|Date(s):||January 1818 to April 1818|
|Tag(s):||Migration/Transportation, Native-Americans, War|
|Course:||“Rise And Fall of the Slave South,” University of Virginia|
The arrival of anyone new at a frontier fort like Fort Gadsden in Florida meant an influx of long-overdue news of the rest of the country and state. With the coming of Major Hogan, the new paymaster, in April of 1818 in the heat of the First Seminole War, came startling news of Indians murdering whites in Alabama and on the Sapulgue River. With the entrance of a sloop later in the month came more frightening news. There was a significant number of Indians gathering in nearby Pensacola, Florida. Upon hearing this news and concluding that the United States army would move to counter this build up of Seminole strength in Pensacola, Colonel Gibson ordered three thousand rations to Fort Scott. General Jackson then ordered his quartermaster to Mobile. He gave him instructions to gather and bring artillery and ammunition to Fort Montgomery and to ready his troops for war.
Information traveled slowly and irregularly on the frontier, especially on one like Florida's, which had no major newspapers or trade routes. Even so, news on the edge of United States territory typically traveled faster and more reliably by word of mouth and personal letters than it did in newspapers. This imperfect and slow communication system, while frustrating in peacetime, often proved fatal in times of war.

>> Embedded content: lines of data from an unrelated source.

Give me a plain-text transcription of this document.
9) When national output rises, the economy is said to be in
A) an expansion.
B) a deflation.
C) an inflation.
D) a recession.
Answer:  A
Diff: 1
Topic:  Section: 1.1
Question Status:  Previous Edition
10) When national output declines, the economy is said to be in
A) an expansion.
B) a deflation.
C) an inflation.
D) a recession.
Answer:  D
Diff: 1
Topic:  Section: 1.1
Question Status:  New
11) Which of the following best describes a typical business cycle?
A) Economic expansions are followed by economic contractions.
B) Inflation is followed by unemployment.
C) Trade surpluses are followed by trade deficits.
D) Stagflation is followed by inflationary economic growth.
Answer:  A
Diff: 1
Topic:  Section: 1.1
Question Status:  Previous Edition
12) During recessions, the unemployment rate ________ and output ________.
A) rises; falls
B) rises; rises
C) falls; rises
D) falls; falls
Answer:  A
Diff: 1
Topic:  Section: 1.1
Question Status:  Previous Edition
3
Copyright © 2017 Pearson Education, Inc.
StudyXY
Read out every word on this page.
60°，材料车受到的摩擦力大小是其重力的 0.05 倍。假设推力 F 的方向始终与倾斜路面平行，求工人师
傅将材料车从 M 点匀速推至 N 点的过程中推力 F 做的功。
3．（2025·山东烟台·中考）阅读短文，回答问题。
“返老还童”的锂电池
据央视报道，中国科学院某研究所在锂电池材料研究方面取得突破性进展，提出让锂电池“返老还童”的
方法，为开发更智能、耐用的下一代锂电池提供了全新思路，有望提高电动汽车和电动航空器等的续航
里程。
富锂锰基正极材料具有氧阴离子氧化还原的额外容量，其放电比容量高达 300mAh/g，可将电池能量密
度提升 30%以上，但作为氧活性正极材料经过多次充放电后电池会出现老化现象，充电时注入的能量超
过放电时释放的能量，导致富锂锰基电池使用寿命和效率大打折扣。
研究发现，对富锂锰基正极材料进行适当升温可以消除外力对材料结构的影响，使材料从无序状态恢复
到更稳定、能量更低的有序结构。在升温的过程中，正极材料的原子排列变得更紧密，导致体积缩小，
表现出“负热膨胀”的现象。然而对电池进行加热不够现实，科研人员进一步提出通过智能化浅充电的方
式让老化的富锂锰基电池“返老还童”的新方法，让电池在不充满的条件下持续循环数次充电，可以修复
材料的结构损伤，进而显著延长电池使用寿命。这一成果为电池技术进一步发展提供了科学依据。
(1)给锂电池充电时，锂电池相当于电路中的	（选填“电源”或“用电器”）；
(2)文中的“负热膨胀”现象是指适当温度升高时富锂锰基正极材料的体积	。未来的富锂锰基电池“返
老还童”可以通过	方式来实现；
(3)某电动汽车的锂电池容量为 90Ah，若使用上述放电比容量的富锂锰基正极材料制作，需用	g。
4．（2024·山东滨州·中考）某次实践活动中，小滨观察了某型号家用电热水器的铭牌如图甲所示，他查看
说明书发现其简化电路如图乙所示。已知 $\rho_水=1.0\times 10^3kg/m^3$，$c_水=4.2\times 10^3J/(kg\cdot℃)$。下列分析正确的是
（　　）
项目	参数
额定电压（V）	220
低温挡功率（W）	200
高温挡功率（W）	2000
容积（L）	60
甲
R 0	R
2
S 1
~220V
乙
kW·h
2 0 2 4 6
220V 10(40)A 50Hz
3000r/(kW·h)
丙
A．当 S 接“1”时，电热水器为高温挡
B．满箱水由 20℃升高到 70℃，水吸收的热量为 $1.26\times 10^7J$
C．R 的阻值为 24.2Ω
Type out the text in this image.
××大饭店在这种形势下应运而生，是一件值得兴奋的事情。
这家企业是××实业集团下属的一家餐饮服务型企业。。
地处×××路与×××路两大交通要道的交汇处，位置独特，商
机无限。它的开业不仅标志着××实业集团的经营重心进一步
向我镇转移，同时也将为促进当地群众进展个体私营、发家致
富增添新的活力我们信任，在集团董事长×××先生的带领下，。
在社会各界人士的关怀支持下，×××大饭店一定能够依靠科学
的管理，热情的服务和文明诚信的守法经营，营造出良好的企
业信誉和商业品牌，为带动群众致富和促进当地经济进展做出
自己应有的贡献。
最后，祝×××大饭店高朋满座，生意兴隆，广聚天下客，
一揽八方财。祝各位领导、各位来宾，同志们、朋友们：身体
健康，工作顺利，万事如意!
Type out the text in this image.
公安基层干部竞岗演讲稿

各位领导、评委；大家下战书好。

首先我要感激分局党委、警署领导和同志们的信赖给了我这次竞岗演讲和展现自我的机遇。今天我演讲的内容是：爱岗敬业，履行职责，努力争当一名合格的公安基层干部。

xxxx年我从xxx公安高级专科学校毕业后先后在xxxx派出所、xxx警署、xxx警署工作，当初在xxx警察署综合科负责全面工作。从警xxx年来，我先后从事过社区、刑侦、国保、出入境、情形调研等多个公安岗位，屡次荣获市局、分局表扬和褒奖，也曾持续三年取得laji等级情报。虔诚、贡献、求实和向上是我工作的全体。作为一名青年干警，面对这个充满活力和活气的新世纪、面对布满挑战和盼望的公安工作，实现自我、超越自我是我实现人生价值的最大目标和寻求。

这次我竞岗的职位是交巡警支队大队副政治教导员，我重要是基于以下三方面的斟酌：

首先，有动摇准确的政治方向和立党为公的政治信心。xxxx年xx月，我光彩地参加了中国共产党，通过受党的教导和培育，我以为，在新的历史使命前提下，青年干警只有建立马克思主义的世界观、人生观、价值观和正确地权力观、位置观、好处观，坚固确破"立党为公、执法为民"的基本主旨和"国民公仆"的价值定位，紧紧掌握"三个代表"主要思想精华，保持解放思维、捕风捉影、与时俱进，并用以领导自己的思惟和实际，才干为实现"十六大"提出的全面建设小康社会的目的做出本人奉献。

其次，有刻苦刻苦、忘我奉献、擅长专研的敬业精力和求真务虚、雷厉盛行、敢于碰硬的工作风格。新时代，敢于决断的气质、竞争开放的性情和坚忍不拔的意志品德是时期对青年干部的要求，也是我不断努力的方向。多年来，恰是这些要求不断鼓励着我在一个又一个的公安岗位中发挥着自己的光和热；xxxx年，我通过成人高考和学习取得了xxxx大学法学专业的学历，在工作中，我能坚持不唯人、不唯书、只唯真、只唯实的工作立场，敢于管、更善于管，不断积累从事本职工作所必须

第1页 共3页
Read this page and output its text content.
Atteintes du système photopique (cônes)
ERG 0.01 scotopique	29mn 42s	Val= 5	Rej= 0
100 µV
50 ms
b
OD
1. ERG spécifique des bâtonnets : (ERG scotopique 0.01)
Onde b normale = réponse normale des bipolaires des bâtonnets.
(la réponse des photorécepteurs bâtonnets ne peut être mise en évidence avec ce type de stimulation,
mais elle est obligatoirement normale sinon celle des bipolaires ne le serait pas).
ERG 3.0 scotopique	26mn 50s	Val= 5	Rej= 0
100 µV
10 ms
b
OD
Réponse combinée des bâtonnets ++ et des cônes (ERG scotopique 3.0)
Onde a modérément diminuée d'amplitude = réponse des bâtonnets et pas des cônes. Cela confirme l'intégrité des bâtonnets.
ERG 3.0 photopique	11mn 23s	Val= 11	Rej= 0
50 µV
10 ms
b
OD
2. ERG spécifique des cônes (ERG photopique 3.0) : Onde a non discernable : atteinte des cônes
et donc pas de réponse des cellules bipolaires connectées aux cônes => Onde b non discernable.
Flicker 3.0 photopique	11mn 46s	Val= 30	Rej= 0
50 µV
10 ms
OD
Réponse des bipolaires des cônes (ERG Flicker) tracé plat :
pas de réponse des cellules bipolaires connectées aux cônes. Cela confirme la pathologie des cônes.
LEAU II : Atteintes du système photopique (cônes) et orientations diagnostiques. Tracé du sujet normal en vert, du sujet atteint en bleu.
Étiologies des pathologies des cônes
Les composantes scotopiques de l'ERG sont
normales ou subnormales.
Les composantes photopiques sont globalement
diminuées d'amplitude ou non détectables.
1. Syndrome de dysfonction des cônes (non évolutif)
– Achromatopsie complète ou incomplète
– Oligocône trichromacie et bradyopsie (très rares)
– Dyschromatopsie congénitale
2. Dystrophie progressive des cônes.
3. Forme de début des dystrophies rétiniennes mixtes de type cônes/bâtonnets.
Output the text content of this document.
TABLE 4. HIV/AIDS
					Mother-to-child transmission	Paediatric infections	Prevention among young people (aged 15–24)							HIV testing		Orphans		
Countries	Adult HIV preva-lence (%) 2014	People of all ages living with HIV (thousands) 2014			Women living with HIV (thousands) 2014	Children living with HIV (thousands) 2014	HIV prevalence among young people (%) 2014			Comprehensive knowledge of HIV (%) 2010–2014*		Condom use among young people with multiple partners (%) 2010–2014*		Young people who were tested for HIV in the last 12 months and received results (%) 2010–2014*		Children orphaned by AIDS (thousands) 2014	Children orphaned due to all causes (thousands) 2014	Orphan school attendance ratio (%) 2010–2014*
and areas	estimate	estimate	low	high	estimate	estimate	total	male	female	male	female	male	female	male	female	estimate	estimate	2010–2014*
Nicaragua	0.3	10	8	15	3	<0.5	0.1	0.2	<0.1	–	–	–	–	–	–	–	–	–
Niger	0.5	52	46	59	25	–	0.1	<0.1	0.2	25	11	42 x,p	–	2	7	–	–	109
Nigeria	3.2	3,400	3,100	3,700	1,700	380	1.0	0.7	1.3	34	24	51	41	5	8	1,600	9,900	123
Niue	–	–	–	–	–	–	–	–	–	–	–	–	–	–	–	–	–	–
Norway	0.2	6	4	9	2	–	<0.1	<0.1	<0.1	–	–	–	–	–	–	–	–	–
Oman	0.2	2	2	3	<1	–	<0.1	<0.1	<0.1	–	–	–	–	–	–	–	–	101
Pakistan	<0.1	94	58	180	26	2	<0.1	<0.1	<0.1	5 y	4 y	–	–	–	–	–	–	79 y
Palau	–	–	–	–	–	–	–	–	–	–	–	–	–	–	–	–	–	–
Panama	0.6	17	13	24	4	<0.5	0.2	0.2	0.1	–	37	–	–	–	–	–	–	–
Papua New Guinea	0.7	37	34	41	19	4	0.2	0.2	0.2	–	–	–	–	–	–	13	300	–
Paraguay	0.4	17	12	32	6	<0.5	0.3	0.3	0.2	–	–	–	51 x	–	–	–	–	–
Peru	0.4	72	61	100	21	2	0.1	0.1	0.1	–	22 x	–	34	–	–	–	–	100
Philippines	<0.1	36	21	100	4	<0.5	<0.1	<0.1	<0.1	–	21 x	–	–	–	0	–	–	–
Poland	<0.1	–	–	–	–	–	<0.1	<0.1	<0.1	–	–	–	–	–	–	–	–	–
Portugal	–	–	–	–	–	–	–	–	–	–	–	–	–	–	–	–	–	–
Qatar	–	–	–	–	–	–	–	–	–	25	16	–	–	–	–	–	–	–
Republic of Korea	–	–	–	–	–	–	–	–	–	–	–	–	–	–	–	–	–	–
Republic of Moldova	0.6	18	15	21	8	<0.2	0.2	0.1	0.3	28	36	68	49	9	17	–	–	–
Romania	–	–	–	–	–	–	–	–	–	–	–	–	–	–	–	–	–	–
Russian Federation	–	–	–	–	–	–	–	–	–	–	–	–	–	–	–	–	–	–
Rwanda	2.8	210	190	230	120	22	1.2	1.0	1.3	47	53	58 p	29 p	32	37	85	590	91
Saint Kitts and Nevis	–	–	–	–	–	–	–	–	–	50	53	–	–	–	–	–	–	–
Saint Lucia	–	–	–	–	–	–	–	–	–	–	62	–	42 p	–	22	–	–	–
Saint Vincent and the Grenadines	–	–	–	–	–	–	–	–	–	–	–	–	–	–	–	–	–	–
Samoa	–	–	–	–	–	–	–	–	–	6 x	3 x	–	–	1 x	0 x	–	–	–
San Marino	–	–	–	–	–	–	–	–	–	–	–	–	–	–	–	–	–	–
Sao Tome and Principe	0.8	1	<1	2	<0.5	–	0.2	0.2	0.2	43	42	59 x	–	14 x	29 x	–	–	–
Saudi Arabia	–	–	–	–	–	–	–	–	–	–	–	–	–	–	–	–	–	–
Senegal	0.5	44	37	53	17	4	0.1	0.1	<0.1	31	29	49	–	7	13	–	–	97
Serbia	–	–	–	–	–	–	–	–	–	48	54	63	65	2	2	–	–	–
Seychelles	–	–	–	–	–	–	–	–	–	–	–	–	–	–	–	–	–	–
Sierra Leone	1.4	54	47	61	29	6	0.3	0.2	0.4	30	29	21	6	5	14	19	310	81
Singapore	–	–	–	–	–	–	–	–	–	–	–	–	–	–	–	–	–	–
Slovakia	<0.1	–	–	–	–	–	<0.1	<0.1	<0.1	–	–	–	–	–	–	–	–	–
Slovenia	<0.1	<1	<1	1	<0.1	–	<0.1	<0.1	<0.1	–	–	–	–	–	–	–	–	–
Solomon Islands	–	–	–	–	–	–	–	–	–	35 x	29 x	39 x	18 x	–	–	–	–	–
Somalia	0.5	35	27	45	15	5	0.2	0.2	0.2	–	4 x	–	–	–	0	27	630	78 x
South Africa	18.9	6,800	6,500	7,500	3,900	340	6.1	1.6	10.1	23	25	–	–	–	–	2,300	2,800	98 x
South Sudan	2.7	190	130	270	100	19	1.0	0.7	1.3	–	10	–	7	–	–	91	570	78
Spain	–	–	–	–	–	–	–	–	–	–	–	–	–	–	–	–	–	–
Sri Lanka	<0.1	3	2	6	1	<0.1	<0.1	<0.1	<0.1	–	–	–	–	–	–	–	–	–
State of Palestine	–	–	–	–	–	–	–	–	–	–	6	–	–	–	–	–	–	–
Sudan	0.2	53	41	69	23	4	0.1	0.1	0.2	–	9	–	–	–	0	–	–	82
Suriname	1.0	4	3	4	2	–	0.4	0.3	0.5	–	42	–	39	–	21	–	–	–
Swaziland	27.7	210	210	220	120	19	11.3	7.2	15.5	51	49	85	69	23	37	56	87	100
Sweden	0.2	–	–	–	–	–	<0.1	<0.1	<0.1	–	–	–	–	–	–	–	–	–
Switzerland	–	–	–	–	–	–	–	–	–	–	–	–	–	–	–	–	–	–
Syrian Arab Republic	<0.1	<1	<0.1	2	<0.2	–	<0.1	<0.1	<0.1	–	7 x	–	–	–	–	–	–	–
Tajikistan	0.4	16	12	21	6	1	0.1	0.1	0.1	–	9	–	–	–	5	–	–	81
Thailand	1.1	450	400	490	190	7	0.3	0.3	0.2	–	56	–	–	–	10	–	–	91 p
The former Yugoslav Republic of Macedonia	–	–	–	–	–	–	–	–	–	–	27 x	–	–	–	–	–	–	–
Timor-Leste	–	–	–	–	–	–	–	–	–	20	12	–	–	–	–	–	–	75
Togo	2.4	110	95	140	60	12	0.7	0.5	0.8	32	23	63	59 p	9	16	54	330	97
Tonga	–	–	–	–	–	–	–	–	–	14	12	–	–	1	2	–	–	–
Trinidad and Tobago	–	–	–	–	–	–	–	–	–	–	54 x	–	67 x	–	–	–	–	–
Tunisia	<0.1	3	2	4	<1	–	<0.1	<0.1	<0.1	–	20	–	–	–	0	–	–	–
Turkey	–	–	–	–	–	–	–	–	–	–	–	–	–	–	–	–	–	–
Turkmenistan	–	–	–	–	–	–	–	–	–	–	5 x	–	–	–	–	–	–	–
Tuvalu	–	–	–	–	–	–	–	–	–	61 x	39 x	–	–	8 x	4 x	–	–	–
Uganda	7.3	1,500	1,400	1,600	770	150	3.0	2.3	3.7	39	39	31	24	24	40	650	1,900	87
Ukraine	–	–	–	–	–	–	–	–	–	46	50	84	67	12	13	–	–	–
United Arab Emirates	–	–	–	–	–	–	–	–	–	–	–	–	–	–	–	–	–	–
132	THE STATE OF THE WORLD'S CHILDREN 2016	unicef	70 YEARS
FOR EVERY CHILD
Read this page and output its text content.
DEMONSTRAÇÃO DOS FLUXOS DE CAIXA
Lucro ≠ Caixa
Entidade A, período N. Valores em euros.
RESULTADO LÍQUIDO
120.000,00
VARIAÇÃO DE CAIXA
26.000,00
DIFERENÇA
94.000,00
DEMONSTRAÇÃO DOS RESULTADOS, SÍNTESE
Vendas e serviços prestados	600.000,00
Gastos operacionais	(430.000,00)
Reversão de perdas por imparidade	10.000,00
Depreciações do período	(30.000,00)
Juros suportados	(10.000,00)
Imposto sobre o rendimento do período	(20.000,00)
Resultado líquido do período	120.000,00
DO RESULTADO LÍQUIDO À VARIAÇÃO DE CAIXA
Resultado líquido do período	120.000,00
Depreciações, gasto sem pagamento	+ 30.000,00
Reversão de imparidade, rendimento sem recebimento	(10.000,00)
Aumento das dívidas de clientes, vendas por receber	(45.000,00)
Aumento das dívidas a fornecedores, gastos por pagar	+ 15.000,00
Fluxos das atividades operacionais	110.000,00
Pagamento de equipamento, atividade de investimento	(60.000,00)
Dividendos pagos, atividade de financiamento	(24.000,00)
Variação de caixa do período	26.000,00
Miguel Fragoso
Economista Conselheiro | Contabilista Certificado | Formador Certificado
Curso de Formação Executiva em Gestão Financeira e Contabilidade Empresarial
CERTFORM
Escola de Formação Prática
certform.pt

General Jackson, and General Gaines before him, made decisions during the First Seminole War based on imperfect and out-of-date information. Although some Indians in Alabama may have murdered a few whites there, and although Indians may have been gathering in Pensacola, it was by no means absolutely warranted for General Jackson to begin his build up of arms and preparation for war. Although Chief Neamathla of Fowl Town warned General Gaines in 1817 not to cross the Flint River and that the Seminoles would meet such actions with an appropriate response, he had also sent a letter via Major Twiggs to D.B. Mitchill entreating him to a compromise and peace settlement just a few months before. Had General Gaines waited just a few day or weeks, perhaps Mitchill would have had time to respond and begin negotiating with Chief Neamathla, thus preventing the first, or perhaps all three, of the bloody Seminole Wars. The slow and erratic transfer of information on the border of Florida-a place with few established towns and no major newspapers-made it almost pure luck, however, as to what information would be received by whom and when it would be received.